②
「うわあああああああああ!!!」
「おわっはぁ!?びびったぁ!」
「あ、あれ………陸?」
飛び起きてみれば、そこは公園じゃなくて自分の部屋だった。
よかった、いまのは夢か。俺、生きてるのか……ひとまずパジャマを着た身体のどこにも血が付いていないことを確認し、ほっと息を吐いた。ベッドで寝ていただけなのに、心臓が全力疾走したあとの様に音を立てている。
一方、陸も俺の雄叫びに相当驚いたようだったが、すぐにテーブルの上のコップを手に取ると、ベッドのそばに来た。
「大丈夫かー?いまのは色々と酷かったぞ。ほら、お茶飲みな。」
「ありがと……って、なんで陸がいんの?」
「秋人が風邪で学校休むなんて珍しかったからさ、お見舞い。

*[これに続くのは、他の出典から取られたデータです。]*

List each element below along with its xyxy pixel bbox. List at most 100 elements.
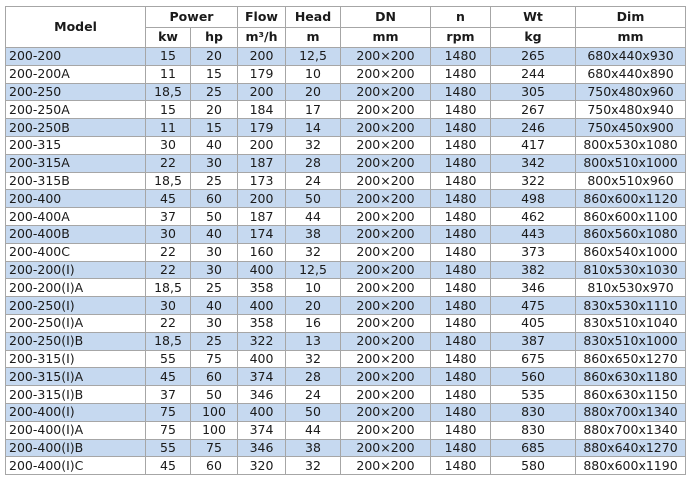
cell-hp: 60 <box>190 456 238 476</box>
cell-weight: 443 <box>490 224 576 244</box>
cell-flow: 200 <box>237 189 286 209</box>
cell-weight: 675 <box>490 349 576 369</box>
cell-rpm: 1480 <box>430 367 491 387</box>
cell-model: 200-400A <box>5 207 146 226</box>
cell-dim: 880x700x1340 <box>575 402 686 422</box>
cell-model: 200-315(I) <box>5 349 146 369</box>
header-row-units: kw hp m³/h m mm rpm kg mm <box>6 26 686 48</box>
cell-head: 38 <box>285 438 341 458</box>
header-dn: DN <box>340 6 431 28</box>
cell-model: 200-400(I) <box>5 402 146 422</box>
cell-flow: 160 <box>237 242 286 262</box>
cell-kw: 18,5 <box>145 331 191 351</box>
cell-head: 10 <box>285 278 341 298</box>
cell-kw: 18,5 <box>145 82 191 102</box>
cell-dn: 200×200 <box>340 224 431 244</box>
cell-dn: 200×200 <box>340 349 431 369</box>
cell-rpm: 1480 <box>430 171 491 191</box>
header-flow: Flow <box>237 6 286 28</box>
cell-kw: 22 <box>145 153 191 173</box>
cell-flow: 173 <box>237 171 286 191</box>
cell-dim: 880x700x1340 <box>575 420 686 440</box>
cell-weight: 560 <box>490 367 576 387</box>
cell-dim: 680x440x890 <box>575 64 686 84</box>
unit-head: m <box>285 26 341 48</box>
table-row: 200-400(I)C 45 60 320 32 200×200 1480 580 880x60… <box>5 456 686 476</box>
pump-spec-table: Model Power Flow Head DN n Wt Dim kw hp … <box>5 6 686 476</box>
cell-dim: 860x600x1100 <box>575 207 686 226</box>
header-power: Power <box>145 6 238 28</box>
cell-head: 20 <box>285 296 341 315</box>
header-n: n <box>430 6 491 28</box>
cell-weight: 462 <box>490 207 576 226</box>
cell-dn: 200×200 <box>340 118 431 137</box>
table-row: 200-315(I)A 45 60 374 28 200×200 1480 560 860x63… <box>5 367 686 387</box>
cell-head: 10 <box>285 64 341 84</box>
cell-model: 200-200 <box>5 47 146 66</box>
cell-flow: 320 <box>237 456 286 476</box>
cell-flow: 400 <box>237 296 286 315</box>
cell-flow: 346 <box>237 385 286 404</box>
unit-kw: kw <box>145 26 191 48</box>
unit-flow: m³/h <box>237 26 286 48</box>
table-row: 200-315(I)B 37 50 346 24 200×200 1480 535 860x63… <box>5 385 686 404</box>
table-row: 200-250(I)A 22 30 358 16 200×200 1480 405 830x51… <box>5 313 686 333</box>
cell-weight: 346 <box>490 278 576 298</box>
cell-weight: 373 <box>490 242 576 262</box>
cell-hp: 20 <box>190 100 238 120</box>
cell-rpm: 1480 <box>430 278 491 298</box>
cell-flow: 374 <box>237 420 286 440</box>
cell-model: 200-400(I)B <box>5 438 146 458</box>
table-row: 200-250B 11 15 179 14 200×200 1480 246 750x450x9… <box>5 118 686 137</box>
cell-weight: 322 <box>490 171 576 191</box>
cell-rpm: 1480 <box>430 349 491 369</box>
unit-rpm: rpm <box>430 26 491 48</box>
cell-dim: 800x510x1000 <box>575 153 686 173</box>
cell-dim: 800x530x1080 <box>575 135 686 155</box>
table-row: 200-315(I) 55 75 400 32 200×200 1480 675 860x650… <box>5 349 686 369</box>
cell-head: 32 <box>285 349 341 369</box>
cell-dn: 200×200 <box>340 313 431 333</box>
cell-model: 200-315A <box>5 153 146 173</box>
cell-rpm: 1480 <box>430 64 491 84</box>
cell-dn: 200×200 <box>340 100 431 120</box>
cell-dim: 860x600x1120 <box>575 189 686 209</box>
cell-head: 16 <box>285 313 341 333</box>
cell-weight: 265 <box>490 47 576 66</box>
cell-head: 20 <box>285 82 341 102</box>
table-row: 200-200 15 20 200 12,5 200×200 1480 265 680x440x… <box>5 47 686 66</box>
cell-flow: 358 <box>237 313 286 333</box>
cell-head: 24 <box>285 171 341 191</box>
cell-weight: 342 <box>490 153 576 173</box>
cell-flow: 200 <box>237 135 286 155</box>
cell-model: 200-200A <box>5 64 146 84</box>
cell-head: 32 <box>285 456 341 476</box>
cell-rpm: 1480 <box>430 242 491 262</box>
cell-dim: 830x510x1040 <box>575 313 686 333</box>
cell-flow: 187 <box>237 207 286 226</box>
cell-dim: 860x650x1270 <box>575 349 686 369</box>
header-head: Head <box>285 6 341 28</box>
cell-dn: 200×200 <box>340 64 431 84</box>
cell-model: 200-315(I)A <box>5 367 146 387</box>
cell-flow: 400 <box>237 260 286 280</box>
unit-kg: kg <box>490 26 576 48</box>
cell-head: 17 <box>285 100 341 120</box>
cell-dim: 860x630x1180 <box>575 367 686 387</box>
cell-flow: 184 <box>237 100 286 120</box>
table-row: 200-200A 11 15 179 10 200×200 1480 244 680x440x8… <box>5 64 686 84</box>
cell-dn: 200×200 <box>340 367 431 387</box>
cell-rpm: 1480 <box>430 82 491 102</box>
cell-model: 200-400B <box>5 224 146 244</box>
cell-weight: 405 <box>490 313 576 333</box>
cell-dim: 750x480x960 <box>575 82 686 102</box>
cell-hp: 100 <box>190 402 238 422</box>
cell-flow: 187 <box>237 153 286 173</box>
cell-head: 14 <box>285 118 341 137</box>
cell-kw: 22 <box>145 260 191 280</box>
table-row: 200-400B 30 40 174 38 200×200 1480 443 860x560x1… <box>5 224 686 244</box>
cell-dim: 830x530x1110 <box>575 296 686 315</box>
cell-dn: 200×200 <box>340 438 431 458</box>
cell-hp: 50 <box>190 385 238 404</box>
cell-head: 50 <box>285 402 341 422</box>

もう5時半だぜ。」
ああ、そうだった―――昨晩、人生で2回目の最悪な体験をした俺は、夜の公園を転げまわったせいで、家に着いたころには小汚い濡れネズミと化していた。
ちょうど看護師の母が夜勤だったので、夜のうちに血の付いたシャツは捨て、シャワーを浴び、無心でコートのボタンを付け直しておいたが、そこから先の記憶がない。次に目を覚ました時には、居間のソファの上だった気がする。熱にうなされている息子を、目を丸くした母が覗き込んでいた。
「…そっか、わざわざ来てくれてありがと。もう結構熱下がったっぽいから大丈夫。」
「ならよかった。おばさんから『帰り道に派手にすっ転んで雪まみれになったらしい』って聞いたけど、どこをどう歩いたらそうなるわけ?」
それは、俺が母を心配させたくない一心でついたウソだが、改めて他人の口から聞くと実にウソ臭い。でも、あの汚れたコートとズボンの言い訳を他に思いつかなかったのだ。

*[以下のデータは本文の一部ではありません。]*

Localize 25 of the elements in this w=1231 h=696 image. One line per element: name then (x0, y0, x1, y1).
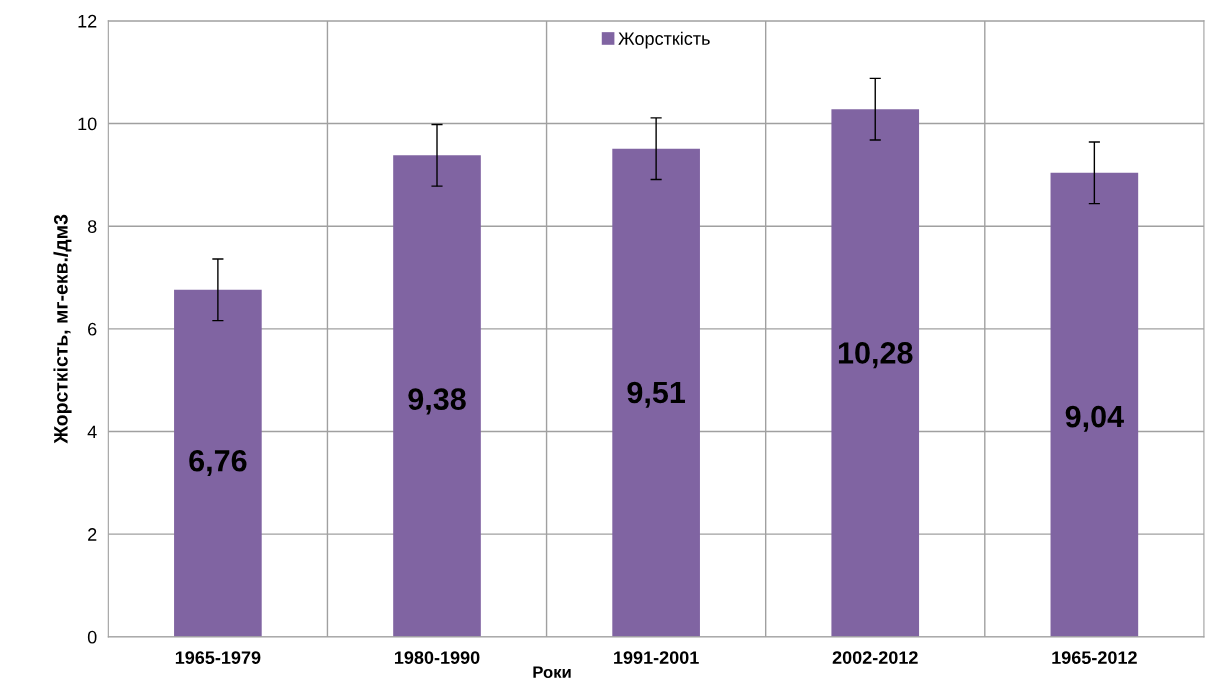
y-tick-label: 6 (88, 322, 97, 336)
legend-label: Жорсткість (618, 31, 710, 49)
y-tick-label: 10 (78, 117, 97, 131)
y-tick-label: 2 (88, 528, 97, 541)
bar (1050, 172, 1139, 637)
bar (174, 289, 262, 637)
x-tick-label: 2002-2012 (832, 651, 918, 664)
data-label: 9,04 (1065, 405, 1124, 432)
x-axis-title: Роки (533, 666, 571, 679)
bar (831, 109, 920, 637)
x-tick-label: 1980-1990 (394, 651, 480, 664)
y-tick-label: 12 (78, 14, 97, 28)
data-label: 6,76 (189, 449, 247, 476)
x-tick-label: 1991-2001 (614, 651, 699, 664)
y-tick-label: 0 (87, 630, 97, 644)
bar (612, 148, 700, 637)
y-tick-label: 8 (87, 220, 97, 233)
x-tick-label: 1965-1979 (175, 651, 261, 664)
data-label: 9,51 (627, 381, 686, 408)
data-label: 9,38 (408, 388, 466, 415)
y-axis-title: Жорсткість, мг-екв./дм3 (53, 214, 72, 444)
data-label: 10,28 (838, 342, 913, 369)
x-tick-label: 1965-2012 (1052, 651, 1137, 664)
y-tick-label: 4 (87, 425, 97, 439)
bar (393, 155, 481, 637)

「えーっと、昨日は別の道から帰ったんだよ。ほら、公園があるところ。」
「公園……って、秋人、あの公園見るのも嫌じゃん。わざわざ行ったの?」
「う、うん、なんか近道しようと思ったら、道に迷っちゃって。焦ったら滑ってスライディングしたんだよね。恥ずかしかったー。」
「……ふーん………それで?」
「……それで?……えっと、帰った……めでたし。」
「むかし話か。」
やばい、絶対ウソだってバレてる。こいつは普段は能天気さんなくせに、変なところで鋭いのだ。決して俺がわかりやすいとか、そんなんじゃない。

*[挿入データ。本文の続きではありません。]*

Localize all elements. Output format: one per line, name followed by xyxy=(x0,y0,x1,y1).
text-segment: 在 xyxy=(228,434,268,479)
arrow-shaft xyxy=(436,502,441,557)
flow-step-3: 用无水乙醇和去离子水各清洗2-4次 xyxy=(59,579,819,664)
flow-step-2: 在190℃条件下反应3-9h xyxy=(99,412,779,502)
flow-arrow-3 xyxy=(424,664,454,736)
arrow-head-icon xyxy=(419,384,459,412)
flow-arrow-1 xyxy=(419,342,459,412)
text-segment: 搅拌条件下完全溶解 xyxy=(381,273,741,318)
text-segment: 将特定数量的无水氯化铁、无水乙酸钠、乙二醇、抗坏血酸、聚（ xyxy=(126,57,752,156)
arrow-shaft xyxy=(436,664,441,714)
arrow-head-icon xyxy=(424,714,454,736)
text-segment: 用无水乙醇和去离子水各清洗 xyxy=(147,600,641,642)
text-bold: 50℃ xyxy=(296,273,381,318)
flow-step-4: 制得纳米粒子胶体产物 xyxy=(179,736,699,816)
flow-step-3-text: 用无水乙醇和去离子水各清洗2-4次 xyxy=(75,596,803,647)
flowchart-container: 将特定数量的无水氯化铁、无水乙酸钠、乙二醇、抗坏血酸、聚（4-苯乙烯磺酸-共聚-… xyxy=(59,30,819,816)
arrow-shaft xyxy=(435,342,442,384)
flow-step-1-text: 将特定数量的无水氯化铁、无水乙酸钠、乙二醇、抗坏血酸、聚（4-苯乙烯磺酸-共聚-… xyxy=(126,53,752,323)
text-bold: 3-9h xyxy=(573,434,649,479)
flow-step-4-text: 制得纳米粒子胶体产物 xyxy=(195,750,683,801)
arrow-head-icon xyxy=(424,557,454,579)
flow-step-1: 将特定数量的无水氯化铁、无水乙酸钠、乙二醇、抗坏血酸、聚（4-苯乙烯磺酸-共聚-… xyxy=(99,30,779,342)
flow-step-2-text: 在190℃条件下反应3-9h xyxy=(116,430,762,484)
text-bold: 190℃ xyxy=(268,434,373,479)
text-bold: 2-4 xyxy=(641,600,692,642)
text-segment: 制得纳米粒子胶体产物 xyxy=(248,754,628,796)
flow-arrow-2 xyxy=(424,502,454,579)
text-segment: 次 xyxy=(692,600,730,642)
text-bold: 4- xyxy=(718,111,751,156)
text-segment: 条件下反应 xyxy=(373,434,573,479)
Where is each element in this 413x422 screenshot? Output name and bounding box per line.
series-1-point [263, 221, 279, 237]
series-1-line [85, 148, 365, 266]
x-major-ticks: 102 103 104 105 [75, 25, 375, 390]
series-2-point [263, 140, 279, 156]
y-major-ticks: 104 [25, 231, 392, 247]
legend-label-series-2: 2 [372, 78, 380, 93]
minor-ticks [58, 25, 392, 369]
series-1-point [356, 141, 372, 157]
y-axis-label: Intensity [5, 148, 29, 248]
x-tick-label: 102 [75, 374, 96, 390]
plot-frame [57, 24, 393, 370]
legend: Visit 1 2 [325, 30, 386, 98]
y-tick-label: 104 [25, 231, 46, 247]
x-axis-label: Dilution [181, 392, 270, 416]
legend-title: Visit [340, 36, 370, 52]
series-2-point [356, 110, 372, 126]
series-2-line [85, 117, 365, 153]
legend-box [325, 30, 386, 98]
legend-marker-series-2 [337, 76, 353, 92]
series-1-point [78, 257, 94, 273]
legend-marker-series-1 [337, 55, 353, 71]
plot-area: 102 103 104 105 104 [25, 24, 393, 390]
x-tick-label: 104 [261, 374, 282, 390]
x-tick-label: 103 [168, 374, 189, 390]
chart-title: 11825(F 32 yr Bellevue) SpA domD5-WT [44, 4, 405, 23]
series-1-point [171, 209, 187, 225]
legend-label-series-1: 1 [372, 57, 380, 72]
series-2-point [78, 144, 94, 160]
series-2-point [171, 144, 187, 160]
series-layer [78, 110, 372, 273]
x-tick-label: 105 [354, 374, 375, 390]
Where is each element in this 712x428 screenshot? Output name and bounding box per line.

顔がこわばらない様に踏んばっていた矢先、俺を疑うような目で見ていた陸は、突然いつもの爽やかな笑顔になった。
「そっか!」
「お、おお?そうだ!」
―――え、うそ、いけた!?
「で、ほんとは?」
「……ですよねー。」
だめだこりゃ。もういっそ、話してしまおうか。1人でモヤモヤしてるよりか、「絶対吸血させないって言ってたくせにー」って陸に笑い飛ばされた方がスッキリする気がする。俺は布団の端を握りしめると、覚悟を決めて口を開いた。